Lawyers are deeply concerned about expanded powers for the immigration minister to overrule independent citizenship decisions made by the Administrative Appeals Tribunal.

“The AAT exists to provide an important check and balance on ministerial power. This will be substantially watered down through this legislation,” Australian Law Council president Fiona McLeod said.

Labor accused the federal government of “stretching” in its claims that the citizenship changes were needed for national security.

It will settle its final position at a caucus meeting on Tuesday.

Opposition citizenship spokesman Tony Burke wants people living permanently in Australia to be fully committed to the country, but warned about putting barriers in the way, such as with changes to language requirements.

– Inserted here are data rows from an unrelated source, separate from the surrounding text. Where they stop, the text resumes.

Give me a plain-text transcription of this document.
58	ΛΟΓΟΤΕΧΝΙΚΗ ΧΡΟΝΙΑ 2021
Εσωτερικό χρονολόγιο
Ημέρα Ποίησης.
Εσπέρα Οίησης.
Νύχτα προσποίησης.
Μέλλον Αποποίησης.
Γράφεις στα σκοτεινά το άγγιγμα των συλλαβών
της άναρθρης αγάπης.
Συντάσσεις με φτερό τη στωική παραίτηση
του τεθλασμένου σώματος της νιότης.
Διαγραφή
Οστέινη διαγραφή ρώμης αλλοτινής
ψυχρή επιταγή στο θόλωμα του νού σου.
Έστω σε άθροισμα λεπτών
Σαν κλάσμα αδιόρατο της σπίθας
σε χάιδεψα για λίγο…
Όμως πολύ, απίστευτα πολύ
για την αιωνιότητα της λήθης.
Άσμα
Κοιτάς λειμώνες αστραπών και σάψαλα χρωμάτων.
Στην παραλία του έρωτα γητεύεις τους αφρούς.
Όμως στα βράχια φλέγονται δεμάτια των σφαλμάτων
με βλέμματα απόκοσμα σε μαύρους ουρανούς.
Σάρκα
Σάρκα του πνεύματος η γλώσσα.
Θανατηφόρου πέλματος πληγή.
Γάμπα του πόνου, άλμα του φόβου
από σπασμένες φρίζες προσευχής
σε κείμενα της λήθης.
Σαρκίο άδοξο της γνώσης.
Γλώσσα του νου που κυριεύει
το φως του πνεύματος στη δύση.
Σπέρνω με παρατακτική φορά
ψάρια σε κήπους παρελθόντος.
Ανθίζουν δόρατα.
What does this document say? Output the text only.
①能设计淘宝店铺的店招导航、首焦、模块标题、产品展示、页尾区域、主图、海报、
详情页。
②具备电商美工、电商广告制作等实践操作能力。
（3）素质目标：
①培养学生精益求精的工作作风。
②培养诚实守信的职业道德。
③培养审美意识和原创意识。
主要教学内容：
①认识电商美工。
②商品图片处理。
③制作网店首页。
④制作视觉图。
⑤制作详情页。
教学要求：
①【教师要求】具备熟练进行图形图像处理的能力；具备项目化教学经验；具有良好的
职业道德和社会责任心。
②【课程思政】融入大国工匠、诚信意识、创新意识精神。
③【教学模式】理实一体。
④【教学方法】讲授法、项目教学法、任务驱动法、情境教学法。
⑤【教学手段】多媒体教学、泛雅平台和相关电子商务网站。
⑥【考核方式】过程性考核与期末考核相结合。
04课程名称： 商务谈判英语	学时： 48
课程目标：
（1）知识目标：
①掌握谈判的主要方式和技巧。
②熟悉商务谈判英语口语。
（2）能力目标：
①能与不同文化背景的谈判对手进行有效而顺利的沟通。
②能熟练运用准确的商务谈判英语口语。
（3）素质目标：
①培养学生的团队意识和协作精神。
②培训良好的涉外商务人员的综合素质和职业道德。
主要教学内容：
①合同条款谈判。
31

“Is the impact of this legislation going to be that we end up with a permanent group of residents in Australia who will live here their entire lives, who will work here their entire lives and will always be told you don’t quite belong?” Mr Burke told ABC radio.

“I’m not sure how that’s good for us as a society.”

Carly’s Law passes parliament

Ten years after her daughter was murdered, Sonya Ryan watched on as new laws to protect children from a similar fate cleared federal parliament.


All she could think about was Carly, who was killed in Adelaide in 2007 when, at the age of 15, she met up with a 50-year-old paedophile posing as a teenage boy.

“It’s absolutely overwhelming for me to think that she didn’t go through all that suffering for nothing,” Ms Ryan later told reporters in Canberra.

“That the suffering she endured for hours and hours – I don’t even know how long – that there’s something good has come out of something so horrendous and cruel.”

Senators paid tribute to Ms Ryan as Carly’s Law cleared the upper house on Thursday afternoon, thanking her for her work to protect children from cyber predators.

The legislation will make it easier for police to intervene before predators have the chance to act and for online predators to be prosecuted and face 10 years in prison.

It targets predators who prepare or plan to groom children online, including those who lie about their age.

“I think about what Carly would say and I just can’t imagine what she’d say to me today, that there’s a law in her name to protect children from harm,” Ms Ryan said.

“(This law) is a real step in protecting our innocent, vulnerable, beautiful kids that are just trying to connect in an online space.

“They should be able to do so without having to worry about being taken advantage of or hurt or worse by a criminal trying to infiltrate their lives.”

South Australian senator Skye Kakoschke-Moore, who pushed for the laws alongside colleague Nick Xenophon, said its success was a testament to Ms Ryan’s strength.

“What has happened today boils down to the fact Sonya Ryan – who endured more pain, more loss and more suffering than any mother or parent should have to endure – has campaigned for Carly’s Law,” she said.

“Thank you Sonya, on behalf of all Australian familes, on behalf of all Australian children.”

Senator Xenophon pondered what might have been if the laws were in place sooner.

“If Carly’s Law was in place 11 years ago I wonder how many children would have been saved including Carly,” he said.

“Because the predator that murdered Carly was communicating with something like 200 children around the world.”